SIOUX FALLS, S.D. (KELO) — The future is unclear for the decommissioned taxidermy at the now-shuttered Delbridge Museum of Natural History, but a Sioux Falls resident is offering a possible destination: their former home. John Sweets told the City Council about his idea for what to do with the taxidermy.
“Let’s bring them home back to the West Sioux,” Sweets said Tuesday. “As the owner of the building, I’d be very, very willing to create an atmosphere where we can get the animals back, displayed.”
Sweets owns the building in northern Sioux Falls that was once West Sioux Hardware, where the taxidermy collection was located decades ago.
“I look at it, and I say, man, it would be so neat if we could still keep that history in Sioux Falls,” Sweets said Wednesday. “Let’s bring it back to where it was initially.”
Not just anyone can acquire the taxidermy.

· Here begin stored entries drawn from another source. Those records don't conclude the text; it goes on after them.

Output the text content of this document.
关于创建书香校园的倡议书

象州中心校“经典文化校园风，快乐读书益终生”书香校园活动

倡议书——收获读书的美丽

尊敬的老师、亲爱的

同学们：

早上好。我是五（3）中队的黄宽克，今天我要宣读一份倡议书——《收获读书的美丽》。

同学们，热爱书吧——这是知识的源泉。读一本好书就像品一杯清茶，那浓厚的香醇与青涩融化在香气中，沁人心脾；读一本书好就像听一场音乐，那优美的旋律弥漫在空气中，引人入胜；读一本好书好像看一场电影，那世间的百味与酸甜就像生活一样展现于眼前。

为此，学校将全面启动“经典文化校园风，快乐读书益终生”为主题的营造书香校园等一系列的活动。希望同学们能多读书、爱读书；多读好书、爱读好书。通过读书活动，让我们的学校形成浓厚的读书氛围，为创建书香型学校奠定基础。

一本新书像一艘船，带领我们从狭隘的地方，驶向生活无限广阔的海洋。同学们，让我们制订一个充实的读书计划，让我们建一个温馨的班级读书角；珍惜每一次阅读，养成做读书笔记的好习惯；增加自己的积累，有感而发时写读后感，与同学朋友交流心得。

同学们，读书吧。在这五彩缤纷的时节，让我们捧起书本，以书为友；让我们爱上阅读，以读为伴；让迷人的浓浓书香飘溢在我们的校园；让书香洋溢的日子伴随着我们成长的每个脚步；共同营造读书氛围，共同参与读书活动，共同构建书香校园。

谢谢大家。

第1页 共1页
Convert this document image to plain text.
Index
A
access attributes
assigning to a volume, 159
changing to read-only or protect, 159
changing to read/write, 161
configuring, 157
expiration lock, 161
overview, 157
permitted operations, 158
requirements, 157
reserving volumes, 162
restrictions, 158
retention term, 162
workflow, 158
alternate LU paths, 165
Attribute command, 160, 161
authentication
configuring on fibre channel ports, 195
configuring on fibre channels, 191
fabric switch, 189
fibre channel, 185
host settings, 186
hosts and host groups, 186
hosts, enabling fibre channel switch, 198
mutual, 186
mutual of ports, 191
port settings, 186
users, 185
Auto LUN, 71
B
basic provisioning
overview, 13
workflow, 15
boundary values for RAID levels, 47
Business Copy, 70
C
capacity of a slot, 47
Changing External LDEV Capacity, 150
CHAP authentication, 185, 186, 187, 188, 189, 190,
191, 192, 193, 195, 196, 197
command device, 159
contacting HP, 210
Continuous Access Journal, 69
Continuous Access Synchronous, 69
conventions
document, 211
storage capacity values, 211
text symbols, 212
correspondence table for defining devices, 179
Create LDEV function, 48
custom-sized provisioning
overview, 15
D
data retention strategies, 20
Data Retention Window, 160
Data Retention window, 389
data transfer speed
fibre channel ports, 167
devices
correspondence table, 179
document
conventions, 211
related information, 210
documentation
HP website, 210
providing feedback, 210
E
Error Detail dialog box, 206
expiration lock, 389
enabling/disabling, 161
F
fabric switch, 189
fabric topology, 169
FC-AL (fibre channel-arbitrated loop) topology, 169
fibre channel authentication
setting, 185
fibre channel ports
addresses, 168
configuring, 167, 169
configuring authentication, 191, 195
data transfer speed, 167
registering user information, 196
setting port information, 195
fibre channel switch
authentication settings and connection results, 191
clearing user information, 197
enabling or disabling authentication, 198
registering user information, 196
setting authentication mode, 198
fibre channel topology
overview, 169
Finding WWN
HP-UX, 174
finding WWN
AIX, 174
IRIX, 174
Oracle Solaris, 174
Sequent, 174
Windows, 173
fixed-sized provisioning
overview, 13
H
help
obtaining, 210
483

“In order for somebody to be eligible to receive the collection, they would have to be a 501(c)3, and they would have to agree to display or store the collection within the state of South Dakota,” Don Kearney, director of parks and recreation with the City of Sioux Falls, said on Tuesday.
Sweets says he doesn’t want to own the animals. But he knows how they’d be displayed if they ended up at his building.
“I would just literally look at it and say, we got to have them behind glass,” he said Wednesday. “This is what it’s going to cost us if we’re going to do it. This is what we need to raise to get it done.”
Sweets says the detected arsenic in the specimens does not worry him. He floats the idea of a future for this warehouse that could draw comparisons to another South Dakota destination.
“In my mind, I think a little, kind of like Wall Drug, where it’s just so many little different, like, come, check this out, and it’s just so many different local vendors,” Sweets said Wednesday. “And imagine if that could be kind of a Sioux Falls thing where they come and walk through.”
The city council is set to vote on designating the collection as surplus on September 19; this designation would allow another organization to receive the collection now owned by the city.